My Hearts/Earth yearning road.

In de midst of all the turmoil, all the chaos and all the little upsets in my life….I really needed a center of tranquility. My center of the Heart is my center of peace…were I can sit in silence and ponder, where the ripples flounders gently outside and stir the Ego mind in a gently way…to flow easily. I feel like the lighthouse, staying vast and sturdy in a wild sea and shining my light to the ones who feel lost and guide them to a save haven.
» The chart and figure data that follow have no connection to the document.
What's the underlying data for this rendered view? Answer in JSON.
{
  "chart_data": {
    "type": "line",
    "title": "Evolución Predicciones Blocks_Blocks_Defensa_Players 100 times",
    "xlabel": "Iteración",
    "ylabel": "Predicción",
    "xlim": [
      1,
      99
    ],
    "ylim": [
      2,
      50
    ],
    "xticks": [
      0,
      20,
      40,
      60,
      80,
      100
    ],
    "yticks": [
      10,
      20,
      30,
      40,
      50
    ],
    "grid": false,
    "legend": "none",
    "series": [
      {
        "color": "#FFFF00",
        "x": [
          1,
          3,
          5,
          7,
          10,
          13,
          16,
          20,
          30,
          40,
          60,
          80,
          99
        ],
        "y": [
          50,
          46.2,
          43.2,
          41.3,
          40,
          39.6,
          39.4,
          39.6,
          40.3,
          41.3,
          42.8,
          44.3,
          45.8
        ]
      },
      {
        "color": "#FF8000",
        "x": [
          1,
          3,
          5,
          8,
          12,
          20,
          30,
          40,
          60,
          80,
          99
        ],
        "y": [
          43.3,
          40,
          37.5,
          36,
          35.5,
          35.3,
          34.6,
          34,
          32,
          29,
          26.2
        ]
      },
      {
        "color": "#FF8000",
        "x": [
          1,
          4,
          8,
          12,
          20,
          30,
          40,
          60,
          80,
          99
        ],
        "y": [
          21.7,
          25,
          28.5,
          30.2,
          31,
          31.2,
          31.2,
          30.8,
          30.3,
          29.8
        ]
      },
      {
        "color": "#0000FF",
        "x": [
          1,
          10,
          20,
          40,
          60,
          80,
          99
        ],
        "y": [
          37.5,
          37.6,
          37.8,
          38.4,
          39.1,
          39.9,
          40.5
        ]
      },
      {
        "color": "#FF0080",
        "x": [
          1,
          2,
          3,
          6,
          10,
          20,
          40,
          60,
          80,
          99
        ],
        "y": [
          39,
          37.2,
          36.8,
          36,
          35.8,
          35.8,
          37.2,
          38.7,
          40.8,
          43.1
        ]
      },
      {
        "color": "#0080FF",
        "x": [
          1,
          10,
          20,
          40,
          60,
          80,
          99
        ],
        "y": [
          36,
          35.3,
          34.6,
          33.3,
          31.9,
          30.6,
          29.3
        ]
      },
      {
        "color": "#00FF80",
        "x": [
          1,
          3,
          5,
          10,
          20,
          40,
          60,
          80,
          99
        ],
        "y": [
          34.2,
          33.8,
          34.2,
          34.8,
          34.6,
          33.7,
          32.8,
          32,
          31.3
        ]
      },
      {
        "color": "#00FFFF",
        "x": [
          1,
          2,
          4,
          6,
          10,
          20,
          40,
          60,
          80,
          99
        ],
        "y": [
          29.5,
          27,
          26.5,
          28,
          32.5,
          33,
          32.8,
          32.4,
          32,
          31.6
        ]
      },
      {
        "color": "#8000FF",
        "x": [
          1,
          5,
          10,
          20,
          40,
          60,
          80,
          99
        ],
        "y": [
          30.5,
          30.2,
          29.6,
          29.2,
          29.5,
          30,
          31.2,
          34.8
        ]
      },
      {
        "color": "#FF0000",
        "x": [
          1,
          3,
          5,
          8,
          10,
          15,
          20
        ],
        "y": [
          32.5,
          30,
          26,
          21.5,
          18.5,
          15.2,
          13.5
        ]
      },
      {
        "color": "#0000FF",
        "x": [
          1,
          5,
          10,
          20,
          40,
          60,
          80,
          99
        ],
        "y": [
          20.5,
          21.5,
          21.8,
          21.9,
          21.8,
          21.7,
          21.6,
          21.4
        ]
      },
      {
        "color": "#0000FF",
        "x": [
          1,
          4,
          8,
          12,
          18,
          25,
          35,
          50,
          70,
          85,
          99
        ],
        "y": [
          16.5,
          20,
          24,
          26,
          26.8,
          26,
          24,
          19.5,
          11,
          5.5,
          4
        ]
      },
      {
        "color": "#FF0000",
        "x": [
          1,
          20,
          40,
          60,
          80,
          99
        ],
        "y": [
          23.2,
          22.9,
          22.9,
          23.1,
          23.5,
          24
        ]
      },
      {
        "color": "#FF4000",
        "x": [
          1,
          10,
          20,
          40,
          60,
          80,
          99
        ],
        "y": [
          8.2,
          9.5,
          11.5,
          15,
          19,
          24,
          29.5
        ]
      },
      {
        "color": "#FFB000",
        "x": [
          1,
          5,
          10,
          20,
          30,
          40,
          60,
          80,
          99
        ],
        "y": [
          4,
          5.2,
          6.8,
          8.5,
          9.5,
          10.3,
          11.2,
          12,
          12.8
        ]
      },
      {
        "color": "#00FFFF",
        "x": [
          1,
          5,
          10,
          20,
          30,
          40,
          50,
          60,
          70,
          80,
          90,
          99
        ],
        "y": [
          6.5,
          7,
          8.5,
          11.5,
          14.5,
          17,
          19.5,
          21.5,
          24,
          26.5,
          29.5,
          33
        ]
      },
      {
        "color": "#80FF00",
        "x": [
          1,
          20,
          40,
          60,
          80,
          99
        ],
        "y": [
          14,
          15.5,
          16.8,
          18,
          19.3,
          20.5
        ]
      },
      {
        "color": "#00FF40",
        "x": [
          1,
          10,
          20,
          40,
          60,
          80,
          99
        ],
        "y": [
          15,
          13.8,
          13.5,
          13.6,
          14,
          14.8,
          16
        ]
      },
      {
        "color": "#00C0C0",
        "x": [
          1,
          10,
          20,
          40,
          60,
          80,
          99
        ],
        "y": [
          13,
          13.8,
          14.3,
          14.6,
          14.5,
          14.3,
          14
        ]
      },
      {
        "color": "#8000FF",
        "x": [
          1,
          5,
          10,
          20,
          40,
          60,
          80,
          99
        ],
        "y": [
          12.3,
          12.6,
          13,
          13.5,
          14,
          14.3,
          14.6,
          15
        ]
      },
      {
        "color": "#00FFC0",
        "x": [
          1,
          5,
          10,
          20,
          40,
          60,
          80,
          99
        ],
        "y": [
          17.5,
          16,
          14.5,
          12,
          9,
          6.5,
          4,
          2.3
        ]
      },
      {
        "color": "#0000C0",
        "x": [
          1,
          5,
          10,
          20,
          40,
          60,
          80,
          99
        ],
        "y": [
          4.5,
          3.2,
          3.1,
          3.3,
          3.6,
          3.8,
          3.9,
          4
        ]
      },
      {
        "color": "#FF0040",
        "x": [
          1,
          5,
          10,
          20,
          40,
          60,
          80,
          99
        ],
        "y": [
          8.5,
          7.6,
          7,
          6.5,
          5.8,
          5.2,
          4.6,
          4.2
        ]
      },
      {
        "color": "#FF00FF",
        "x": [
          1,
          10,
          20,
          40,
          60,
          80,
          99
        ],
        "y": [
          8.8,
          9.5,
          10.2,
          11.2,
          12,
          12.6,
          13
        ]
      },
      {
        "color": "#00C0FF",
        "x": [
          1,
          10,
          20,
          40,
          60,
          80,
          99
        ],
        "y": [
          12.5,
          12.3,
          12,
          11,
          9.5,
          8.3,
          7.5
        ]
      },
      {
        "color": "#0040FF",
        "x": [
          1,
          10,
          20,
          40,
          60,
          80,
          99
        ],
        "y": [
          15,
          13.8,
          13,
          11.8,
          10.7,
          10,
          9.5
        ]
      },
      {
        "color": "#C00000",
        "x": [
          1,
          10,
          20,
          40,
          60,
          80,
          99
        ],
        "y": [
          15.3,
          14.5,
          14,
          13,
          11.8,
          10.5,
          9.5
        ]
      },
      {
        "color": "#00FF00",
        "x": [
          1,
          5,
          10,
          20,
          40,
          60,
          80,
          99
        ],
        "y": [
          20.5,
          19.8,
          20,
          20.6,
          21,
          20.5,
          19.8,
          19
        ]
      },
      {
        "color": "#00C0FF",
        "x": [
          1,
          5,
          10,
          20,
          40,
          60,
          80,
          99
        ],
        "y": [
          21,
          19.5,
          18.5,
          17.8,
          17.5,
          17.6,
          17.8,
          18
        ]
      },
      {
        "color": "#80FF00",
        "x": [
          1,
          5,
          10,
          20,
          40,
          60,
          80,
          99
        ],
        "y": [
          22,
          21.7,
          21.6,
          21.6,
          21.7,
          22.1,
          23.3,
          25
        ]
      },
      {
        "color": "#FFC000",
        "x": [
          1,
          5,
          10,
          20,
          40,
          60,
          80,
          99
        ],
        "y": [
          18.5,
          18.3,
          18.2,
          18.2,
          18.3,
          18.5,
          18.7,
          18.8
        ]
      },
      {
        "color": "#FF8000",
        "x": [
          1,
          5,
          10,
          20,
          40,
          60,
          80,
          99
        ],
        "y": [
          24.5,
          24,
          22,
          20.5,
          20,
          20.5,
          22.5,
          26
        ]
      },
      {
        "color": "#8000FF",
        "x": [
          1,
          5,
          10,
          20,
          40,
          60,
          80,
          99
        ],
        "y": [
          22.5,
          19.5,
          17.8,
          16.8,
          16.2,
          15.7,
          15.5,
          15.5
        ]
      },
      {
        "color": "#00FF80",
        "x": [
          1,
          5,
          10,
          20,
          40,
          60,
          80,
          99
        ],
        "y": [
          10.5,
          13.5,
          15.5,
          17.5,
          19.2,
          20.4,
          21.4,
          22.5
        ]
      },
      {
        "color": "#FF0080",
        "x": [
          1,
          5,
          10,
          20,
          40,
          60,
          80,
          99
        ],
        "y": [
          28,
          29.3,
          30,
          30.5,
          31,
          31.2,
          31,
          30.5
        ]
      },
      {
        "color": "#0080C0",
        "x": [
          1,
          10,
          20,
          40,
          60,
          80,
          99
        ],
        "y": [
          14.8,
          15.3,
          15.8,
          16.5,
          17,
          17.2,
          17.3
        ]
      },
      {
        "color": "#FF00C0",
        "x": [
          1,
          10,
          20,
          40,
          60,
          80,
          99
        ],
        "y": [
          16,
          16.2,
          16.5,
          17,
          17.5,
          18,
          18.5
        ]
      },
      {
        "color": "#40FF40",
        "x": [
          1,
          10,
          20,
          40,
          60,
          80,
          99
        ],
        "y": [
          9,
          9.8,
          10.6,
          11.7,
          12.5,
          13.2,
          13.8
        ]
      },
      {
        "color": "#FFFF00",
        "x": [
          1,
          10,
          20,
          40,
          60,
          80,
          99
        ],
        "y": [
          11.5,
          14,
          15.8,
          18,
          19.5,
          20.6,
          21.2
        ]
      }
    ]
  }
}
I know I have a contract to stay through these wild and amazing , but yet difficult times. At times I wish the end of it all and at times I reclaim what is rightful and want to hold on and not give in. But the person I once was, is no more. When I look into the past, it feels I don’t have a connection to it anymore. Even though it is a part of me, I just look at it as if I was on the sideline. Don’t you feel the energies coming through, that forces you to look at things. It is funny that now in a time of transition, I would think I would get a lot of stuff that happened to me through the years, bad stuff, would come to me to clear. None of that stuff, it seems to only bring up joyful memories, memories I had forgotten. And I wonder if it shows me  that the road to Ascension doesn’t have to be paved with hurtful memories, and that, if we choose, can let go of them and hold on to only positive, loving memories.

My heart yearns to a world where my heart would follow the birds, who lift up to golden sky, or captivating by the early morning feelings when a forest comes to life through the foggy curtain. Where the sun uplifts a shinning snowy peak of a mountain and where everything is in tranquil harmony. It seems that it is harder to stay in this 3D world, the world of competition, hate, backstabbing, fear, chaos, gossip…all the negative feelings that are blanketing my heart. Don’t you feel the yearning of a world where Love flows like a golden waterfall and everyone is ONE with each other? But I am not lingering on for longer. I have to think with my hearts desire and find that way that was meant to be.

Let’s create a new world, a new world of Love. Let’s think h(e)ar(t)d everyday what we would change in the world, what would help, what would do. Envision your hearts desire. My heart desire is of world filled with magic and joy. Where I can go sit on a mountain top and oversee and truly feel the beauty of the landscape beneath me, a connection with all that live, the trees, the animals, the air……It goes through your heart and makes you spark inside. A world were there is no hunger, no strive, no crime, no deceit and no lies.

I have a question for you, what do you hearts envision for our Earth (Heart)?